Arizona, who will be ridden by jockey Ryan Moore, won the Coventry Stakes at Royal Ascot last year and was runner-up to Pinatubo in the Dewhurst, so he rightly takes top billing in the Ballydoyle line-up this time round with Wichita, his nearest rival in the stables, unlikely to catch him. William Hill’s odds of 14/1 for Wichita reflect his relatively poor prospects in this competitive field.
American-bred Kameko is third favourite for the race, with bookie Coral offering odds of 7/1 that will beat the competition. This promising Qatar Racing horse won the Vertem Furity Trophy (G1) last year, the first group 1 race to be held on all-weather under lights. Trainer Andrew Balding says “he’s a very good horse who is improving all the time”.
So Pinatubo will have some healthy competition this Saturday but remains the outstanding favourite. After his six straight wins last season, Pinatubo was given an official rating of 128, two points ahead of racing legend Frankel at the same stage, making him the best European juvenile since 1994.
Racing needs its stars like Pinatubo, and there is no doubt that the Godolphin horse has stellar prospects this season. But all is not sweetness and light in the Godolphin stables. And even prior to the events of the past couple of months, the British Horseracing Authority (BHA) has been under pressure for its continuing support for the owner of Godolphin, Sheikh Mohammed bin Rashid Al Maktoum.

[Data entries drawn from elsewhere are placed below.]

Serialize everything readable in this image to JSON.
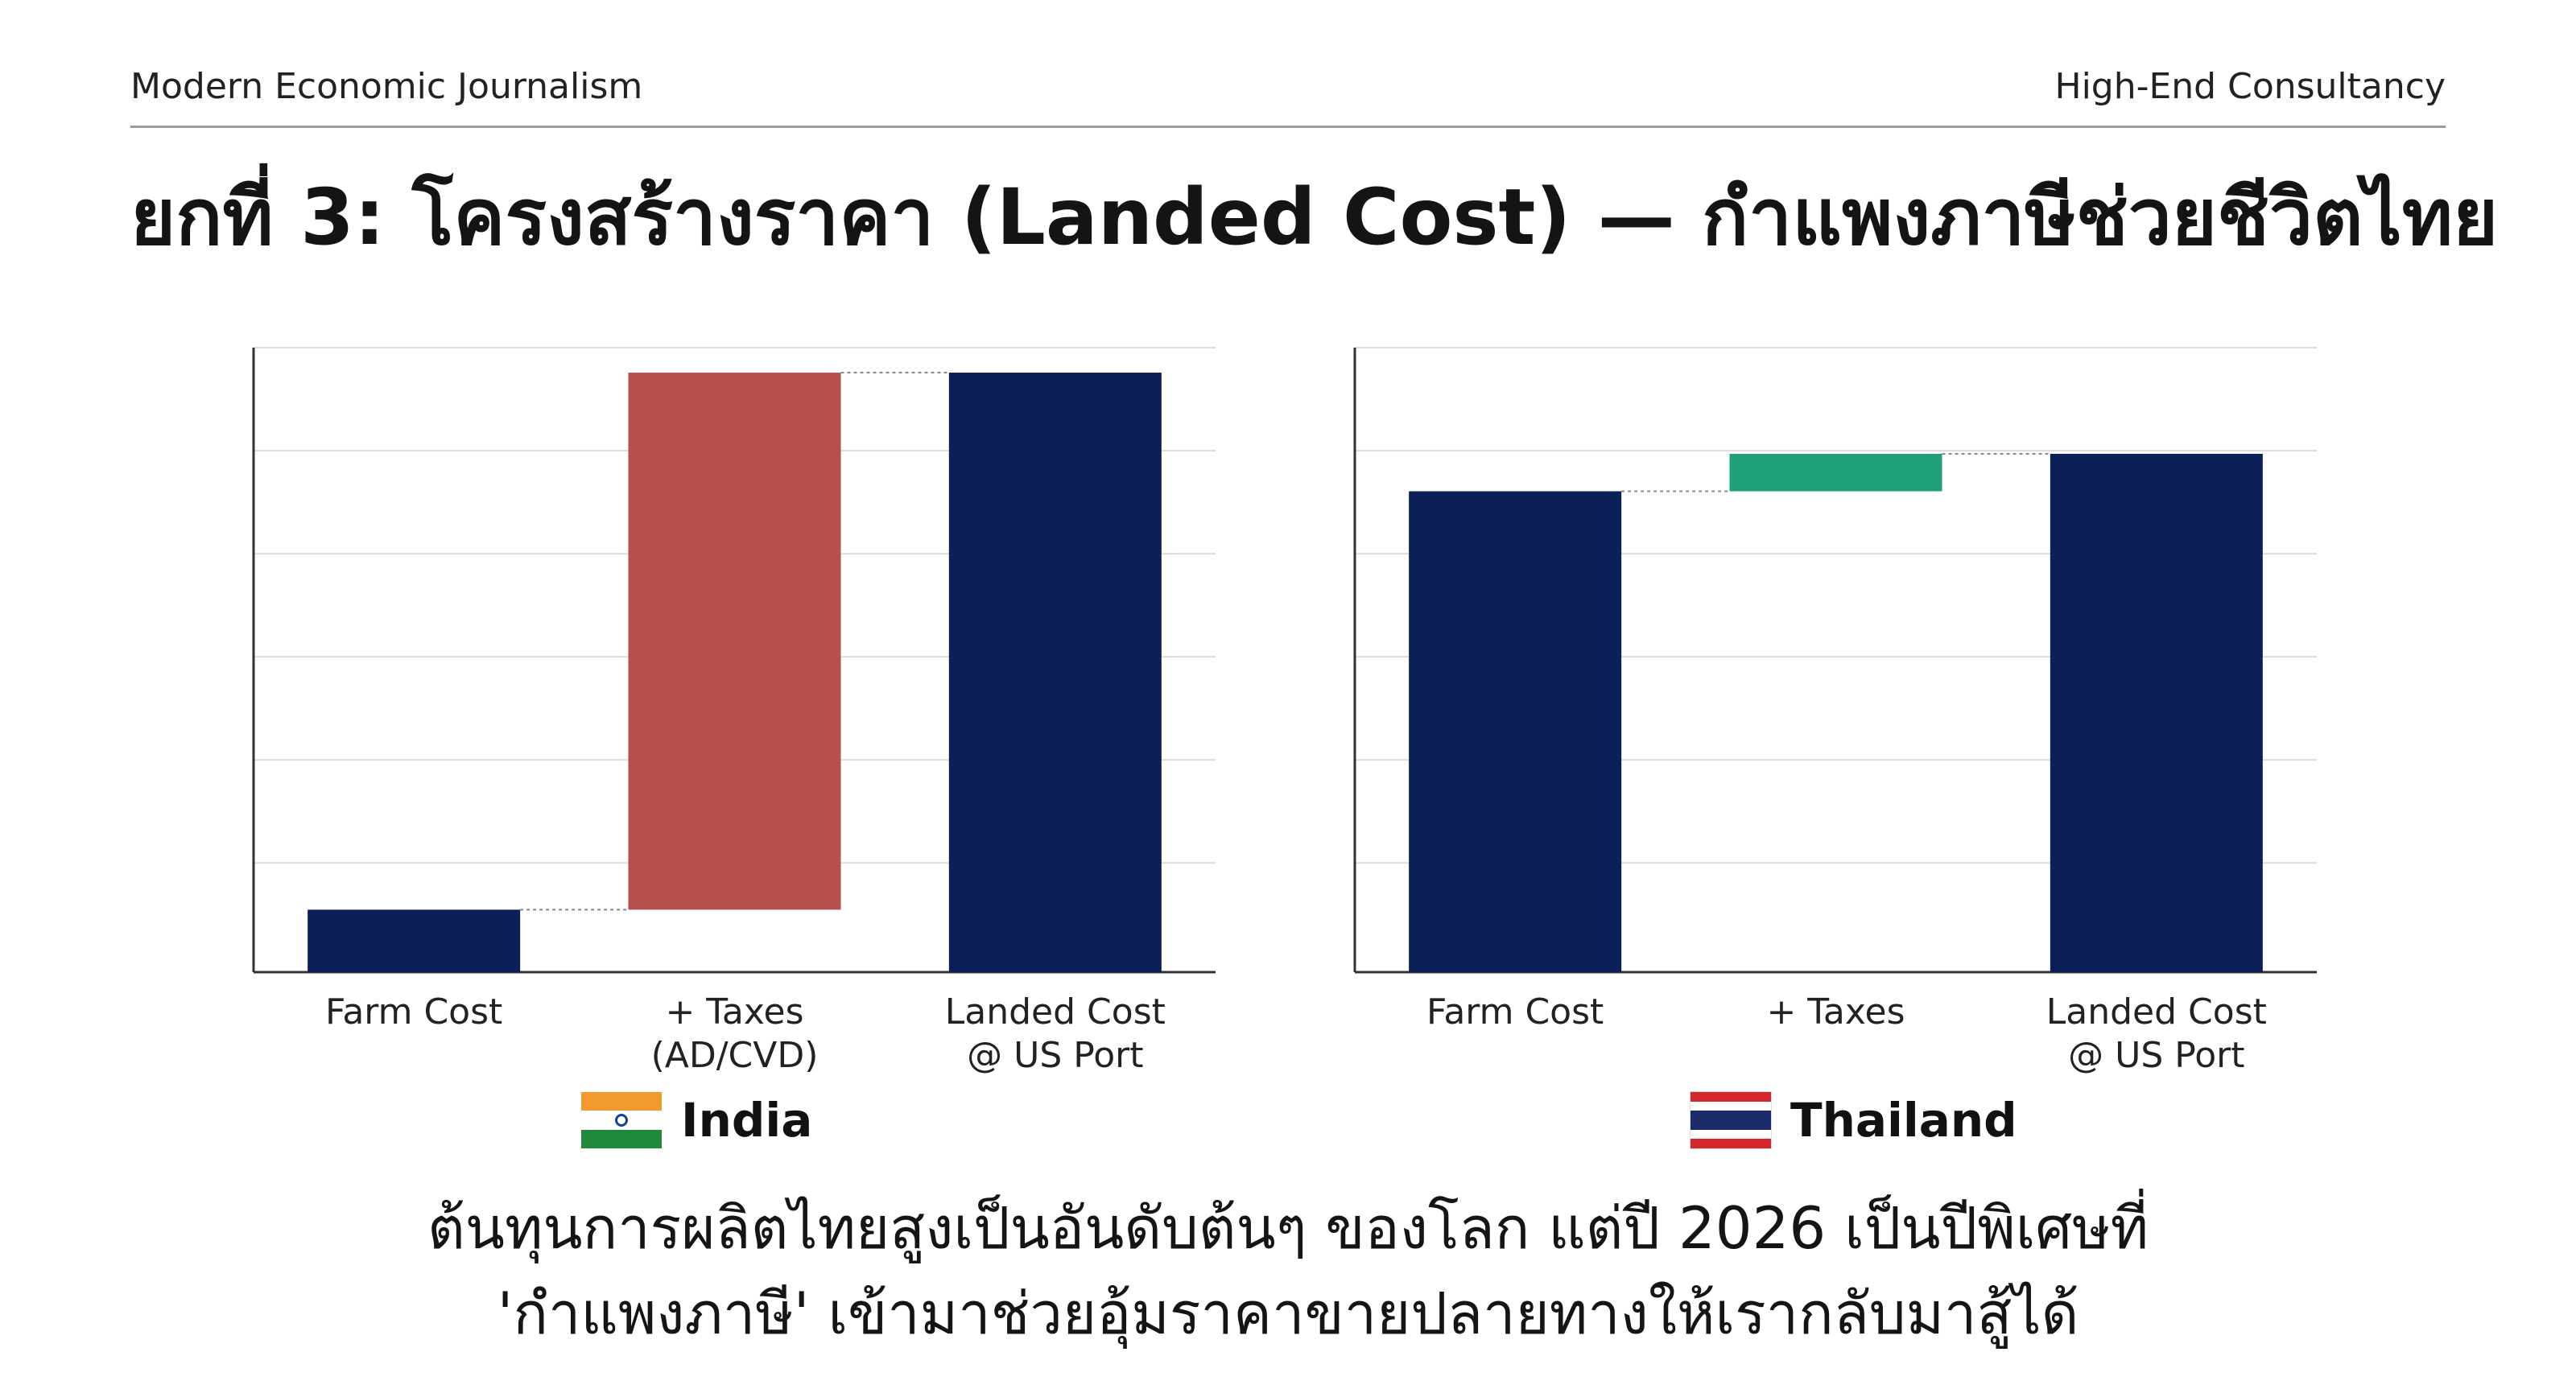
{
  "header": {
    "left": "Modern Economic Journalism",
    "right": "High-End Consultancy"
  },
  "title": "ยกที่ 3: โครงสร้างราคา (Landed Cost) — กำแพงภาษีช่วยชีวิตไทย",
  "colors": {
    "navy": "#0b2057",
    "red_tax": "#b5504d",
    "green_tax": "#1fa07a",
    "grid": "#dcdcdc",
    "axis": "#333333"
  },
  "chart_data": [
    {
      "type": "waterfall",
      "legend": "India",
      "legend_icon": "india-flag-icon",
      "categories": [
        [
          "Farm Cost"
        ],
        [
          "+ Taxes",
          "(AD/CVD)"
        ],
        [
          "Landed Cost",
          "@ US Port"
        ]
      ],
      "values": [
        10,
        86,
        96
      ],
      "ylim": [
        0,
        100
      ],
      "gridlines": 6,
      "show_axis_ticks": false
    },
    {
      "type": "waterfall",
      "legend": "Thailand",
      "legend_icon": "thailand-flag-icon",
      "categories": [
        [
          "Farm Cost"
        ],
        [
          "+ Taxes"
        ],
        [
          "Landed Cost",
          "@ US Port"
        ]
      ],
      "values": [
        77,
        6,
        83
      ],
      "ylim": [
        0,
        100
      ],
      "gridlines": 6,
      "show_axis_ticks": false
    }
  ],
  "caption": {
    "line1": "ต้นทุนการผลิตไทยสูงเป็นอันดับต้นๆ ของโลก แต่ปี 2026 เป็นปีพิเศษที่",
    "line2": "'กำแพงภาษี' เข้ามาช่วยอุ้มราคาขายปลายทางให้เรากลับมาสู้ได้"
  }
}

When in March this year the family courts found Sheikh Mohammed – Prime Minister and Ruler of Dubai – guilty of the abduction and forced return to Dubai of two of his daughters, the judges also pronounced that the owner of Godolphin had “not been open and honest with the court”. With clear evidence of human rights violations, can Sheikh Mohammed be considered a “fit and proper” person to be the owner of his stables, as required by the RHA code of conduct? Or does the enormous influence he wields in the industry – courtesy of his massive investment over decades in the UK, Dubai, Australia and Japan – take precedence? What a dilemma for the BHA to face as racing returns to our screens this week.